Pluspunten
Talented co-workers, entry-level HR experience, significant work-life balance
Minpunten
My experience at ComPsych was atypical in that I received a great deal of career development. I had the opportunity to work with truly passionate people who not only invested in me but invested in ComPsych’s products and overall brand quality. That being said, it’s time to address the elephant in exit surveys… If this place does not start investing in its human capital it will burst into a flaming dumpster inferno inextinguishable by anything save an act of God. There are talented people all over the ops center and instead of empowering them to come forward with ideas, form committees, and spearhead initiatives management gives them pizza and tells them their place is in the queue.
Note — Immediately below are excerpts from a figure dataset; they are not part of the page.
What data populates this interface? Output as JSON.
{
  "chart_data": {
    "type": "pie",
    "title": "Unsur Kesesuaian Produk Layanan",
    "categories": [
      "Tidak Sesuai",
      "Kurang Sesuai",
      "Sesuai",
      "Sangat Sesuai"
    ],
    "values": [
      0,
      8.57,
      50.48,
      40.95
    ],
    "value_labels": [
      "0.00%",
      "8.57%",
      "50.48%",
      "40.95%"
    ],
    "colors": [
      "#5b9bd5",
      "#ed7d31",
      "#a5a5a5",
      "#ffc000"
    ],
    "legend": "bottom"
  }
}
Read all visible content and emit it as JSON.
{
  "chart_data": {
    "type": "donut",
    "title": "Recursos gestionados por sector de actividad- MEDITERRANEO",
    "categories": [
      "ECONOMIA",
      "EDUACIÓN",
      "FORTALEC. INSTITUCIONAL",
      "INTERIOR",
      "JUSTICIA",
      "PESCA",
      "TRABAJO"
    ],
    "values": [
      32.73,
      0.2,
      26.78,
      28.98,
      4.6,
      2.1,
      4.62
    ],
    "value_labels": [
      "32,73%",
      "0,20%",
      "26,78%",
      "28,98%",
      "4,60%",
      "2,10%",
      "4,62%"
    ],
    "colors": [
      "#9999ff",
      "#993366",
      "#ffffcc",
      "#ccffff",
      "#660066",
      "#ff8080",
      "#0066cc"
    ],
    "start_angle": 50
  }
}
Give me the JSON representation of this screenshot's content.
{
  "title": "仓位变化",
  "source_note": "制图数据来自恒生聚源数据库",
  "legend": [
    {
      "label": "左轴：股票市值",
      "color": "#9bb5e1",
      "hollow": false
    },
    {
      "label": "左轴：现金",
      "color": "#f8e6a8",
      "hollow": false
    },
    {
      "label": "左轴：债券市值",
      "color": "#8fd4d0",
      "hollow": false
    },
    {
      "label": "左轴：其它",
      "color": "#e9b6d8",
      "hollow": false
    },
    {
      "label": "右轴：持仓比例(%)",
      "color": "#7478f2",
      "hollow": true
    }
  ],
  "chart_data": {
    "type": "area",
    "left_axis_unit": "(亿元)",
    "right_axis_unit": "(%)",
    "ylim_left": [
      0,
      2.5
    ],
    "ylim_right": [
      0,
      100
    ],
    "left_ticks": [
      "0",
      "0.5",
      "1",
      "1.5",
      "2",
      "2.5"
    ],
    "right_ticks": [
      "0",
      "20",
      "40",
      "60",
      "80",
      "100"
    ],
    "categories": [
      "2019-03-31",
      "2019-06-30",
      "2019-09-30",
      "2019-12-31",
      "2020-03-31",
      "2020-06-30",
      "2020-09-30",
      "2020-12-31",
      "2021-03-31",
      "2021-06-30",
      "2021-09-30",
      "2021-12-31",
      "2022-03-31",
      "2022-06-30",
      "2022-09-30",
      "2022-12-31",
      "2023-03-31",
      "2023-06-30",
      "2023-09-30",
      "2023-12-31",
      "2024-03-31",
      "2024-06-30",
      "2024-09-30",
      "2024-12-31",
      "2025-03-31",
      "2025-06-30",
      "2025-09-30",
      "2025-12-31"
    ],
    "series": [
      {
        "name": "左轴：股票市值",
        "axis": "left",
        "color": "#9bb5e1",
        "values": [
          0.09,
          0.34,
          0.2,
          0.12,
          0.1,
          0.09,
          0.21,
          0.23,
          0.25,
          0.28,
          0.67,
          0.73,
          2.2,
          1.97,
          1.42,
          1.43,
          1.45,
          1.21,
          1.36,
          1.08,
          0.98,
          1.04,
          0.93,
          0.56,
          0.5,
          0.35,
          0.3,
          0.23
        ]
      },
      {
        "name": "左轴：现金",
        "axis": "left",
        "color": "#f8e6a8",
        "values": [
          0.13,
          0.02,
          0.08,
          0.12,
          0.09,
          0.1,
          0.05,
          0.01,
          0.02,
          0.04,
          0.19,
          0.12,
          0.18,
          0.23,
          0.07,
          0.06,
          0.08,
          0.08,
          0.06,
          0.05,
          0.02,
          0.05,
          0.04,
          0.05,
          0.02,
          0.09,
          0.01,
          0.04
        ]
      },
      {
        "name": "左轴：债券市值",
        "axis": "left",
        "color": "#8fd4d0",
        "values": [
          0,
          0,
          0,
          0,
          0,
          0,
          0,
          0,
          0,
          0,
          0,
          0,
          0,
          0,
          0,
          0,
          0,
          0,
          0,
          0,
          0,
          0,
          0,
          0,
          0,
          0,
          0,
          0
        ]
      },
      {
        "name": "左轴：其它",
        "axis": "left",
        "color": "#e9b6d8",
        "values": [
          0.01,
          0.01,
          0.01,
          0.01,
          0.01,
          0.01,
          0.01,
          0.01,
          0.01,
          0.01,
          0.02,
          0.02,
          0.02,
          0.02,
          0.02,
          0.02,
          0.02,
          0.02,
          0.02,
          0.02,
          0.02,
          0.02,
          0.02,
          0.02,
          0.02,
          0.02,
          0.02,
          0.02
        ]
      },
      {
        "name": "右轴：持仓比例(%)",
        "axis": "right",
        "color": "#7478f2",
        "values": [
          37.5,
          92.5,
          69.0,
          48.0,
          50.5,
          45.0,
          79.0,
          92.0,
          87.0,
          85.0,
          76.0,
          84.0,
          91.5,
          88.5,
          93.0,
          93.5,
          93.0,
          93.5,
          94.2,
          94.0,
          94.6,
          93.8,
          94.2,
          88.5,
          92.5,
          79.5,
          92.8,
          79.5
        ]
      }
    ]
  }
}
As a result, the creative energy that could be spent streamlining processes is instead spent dogging the company on Spark and making expertly crafted MS Paint creations. A refrain I consistently heard at ComPsych was “Well they signed up to be call center reps, they should just take calls”. At the time, this sounded sensible enough to me. It only took a few days gone to realize this thinking is not only dated, it’s completely misguided. These are adult employees. They need to feel like what they are doing matters and has impact, not just at the micro “We took 1200 calls yesterday yaaaah” level, but in a real systemic way. They want to leave work knowing that maybe not tomorrow, maybe not next week, but eventually one of their contributions is going to mean something to both the department but also the company. ComPsych needs an employee development program, ComPsych needs clear and compelling company values, and above all ComPsych needs a willingness to accept the idea that not all time out of the queue is unproductive time. Get the queue under control and then lets start talking about the one thing ComPsych claims they were founded to care about, people. I miss you guys. Stop reading this on your work computers. I see you.